O MESTRE DO TEMPO E PARTIDA DO JOSÉ MATTOSO

11-07-2023

Há notícias a que demoro a reagir.

A algumas, a maior parte, devido muito à minha área de trabalho e de pesquisa, tenho de reagir quase de imediato, no momento, por vezes enquanto o próprio evento ainda está a acontecer.

A guerra, os conflitos, o terrorismo, a geopolítica e, também, a geoestratégia, têm, atualmente, tempos muito curtos, de prontidão, de rapidez, em que a análise, as conclusões e as respostas tem de ser prontas, rápidas, imediatas.

Mas há outras notícias que preciso de tempo para digerir, de assimilar, de processar.

Uma delas foi a morte do Professor José Mattoso.

Foi Sábado, dia 8 de Julho...

Só hoje a estou a "processar".

Hoje, dia 11 de Julho, quando se festeja a Solenidade de São Bento,  Bento de Núrsia, Padroeiro da Europa, pensador notável, criador do pensamento meditativo, das ordens monásticas, fundador da Ordem dos Beneditinos, onde o José professou como monge na sua juventude.

Mestre do tempo e dos tempos, não só dos tempos de Portugal e do Mundo, da história e dos acontecimentos, mas do seu tempo, dos tempos de silêncio e de meditação, de introspecção, da descoberta interior onde encontrava as forças e a clarividência para, depois, olhar, com calma e sabedoria, para a história onde os Homens vivem as suas histórias.

Estivemos, muito tempo, perto um do outro, no Mosteiro de São Bento de Singeverga, aqui ao lado, em Roriz, onde ia com muita frequência, embora já não lá vivesse desde os anos 70.
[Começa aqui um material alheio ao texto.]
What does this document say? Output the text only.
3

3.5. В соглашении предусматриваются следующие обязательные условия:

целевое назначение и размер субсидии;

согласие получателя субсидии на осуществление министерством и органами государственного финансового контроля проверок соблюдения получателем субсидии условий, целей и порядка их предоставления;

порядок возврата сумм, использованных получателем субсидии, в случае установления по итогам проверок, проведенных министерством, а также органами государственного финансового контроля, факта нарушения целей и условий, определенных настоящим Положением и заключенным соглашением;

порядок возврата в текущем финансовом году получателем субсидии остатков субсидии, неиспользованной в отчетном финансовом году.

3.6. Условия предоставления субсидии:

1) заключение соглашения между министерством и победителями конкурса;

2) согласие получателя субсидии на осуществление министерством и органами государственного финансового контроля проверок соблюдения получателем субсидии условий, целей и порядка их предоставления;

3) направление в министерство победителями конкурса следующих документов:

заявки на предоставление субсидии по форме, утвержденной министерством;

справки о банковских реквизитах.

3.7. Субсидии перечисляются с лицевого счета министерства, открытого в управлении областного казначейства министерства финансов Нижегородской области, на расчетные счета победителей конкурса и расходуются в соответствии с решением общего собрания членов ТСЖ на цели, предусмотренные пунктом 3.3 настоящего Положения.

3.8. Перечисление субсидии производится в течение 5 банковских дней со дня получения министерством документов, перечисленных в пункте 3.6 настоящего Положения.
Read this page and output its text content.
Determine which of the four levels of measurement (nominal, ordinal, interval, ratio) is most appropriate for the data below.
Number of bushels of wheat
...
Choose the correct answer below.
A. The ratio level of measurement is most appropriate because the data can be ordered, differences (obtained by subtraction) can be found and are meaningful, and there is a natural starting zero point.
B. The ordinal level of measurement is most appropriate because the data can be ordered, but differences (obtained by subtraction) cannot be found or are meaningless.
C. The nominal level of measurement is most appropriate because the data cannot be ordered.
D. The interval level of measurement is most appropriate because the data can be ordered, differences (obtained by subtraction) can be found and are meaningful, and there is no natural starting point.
Mas não estávamos próximos só fisicamente, mas em alma, em espírito.

A Portugal, ao mundo, à humanidade, o José Mattoso, deixou uma extensa obra que o futuro tratará de honrar.

Como muitas vezes digo, Mattosso "iluminou" a "época das trevas", mostrando e provando que a "Idade Média" (a época da história pela qual, por causa dele, sou absolutamente apaixonado do ponto de vista filosófico e literário), ao contrário do que ainda hoje muitos pensam, não foi um período de obscurantismo, de ignorância e de regressão. Foi um tempo de redescoberta, de reflexão, a época dos grandes pensadores como Bento de Núrsia, Agostinho de Hipona, Tomás de Aquino, Boaventura de Bagnoreggio, Bernardo de Claraval, António de Lisboa e Guilherme de Ockham, que lançaram as bases (especialmente epistemológicas) para aquilo que havia de ser o Renascimento, que pensaram o pensamento para que depois se pudesse pensar um pensamento novo, um novo Homem, um novo e novos mundos. Mattoso, como o "mestre da escolástica" tornou-nos mais ricos, expondo e explicando as origens sob as quais construímos a modernidade e o contexto em que hoje vivemos.

Mas José Mattoso, a mim, e só a mim, deixou-me o exemplo, o modelo, o paradigma do que deve ser o investigador, o cientista, o intelectual.

Ousado na sua calma, rebelde na sua serenidade, inconformado na sua tranquilidade, irrequieto na sua reflexão, Mattoso atingiu o equilíbrio que, se por um lado, lhe conferia a irreverência de questionar os dogmas e as certezas da História, da Historiografia e da própria Ciência como um todo e, com isso, descobrir, inovar, progredir, por outro lado transmitia-lhe a calma, a paz e a serenidade para contemplar o seu próprio trabalho e aferir da sua validade, coerência e consistência.

Por isso o Professor José Mattoso é tão respeitado, incontestado e unânime tanto entre o público em geral como, e muito especialmente, entre os seus pares.

Porque todos sabemos que, por muito radicais, revolucionárias e disruptivas que fossem as suas teses, teorias e descobertas (e teve bastantes), estas eram fruto de um aturado e exaustivo estudo, de uma profunda e rigorosa investigação e, fundamentalmente, de uma lenta e muito íntima reflexão.

Hoje choro a partida física do grande, imenso e genial Mattoso, em rigor o homem que me ensinou Portugal e fez de mim o português que me orgulho ser.

Hoje Portugal chora (ou devia chorar) a partida de um dos seus maiores.

Mas hoje todos devemos rejubilar pela obra, pelo imenso que nos deixa, pelo tanto que nos deu, pela magnitude do que nos transmitiu.

Porque José Mattoso é, sem dúvida nenhuma, um dos que "da Lei da Morte se libertaram" nas palavras do seu amado Camões.

Choremos porque somos humanos, rejubilemos porque somos Homens.

Hoje o José está onde, no fundo, sempre quis estar: junto do seu Criador onde o conhecimento é pleno e a paz eterna.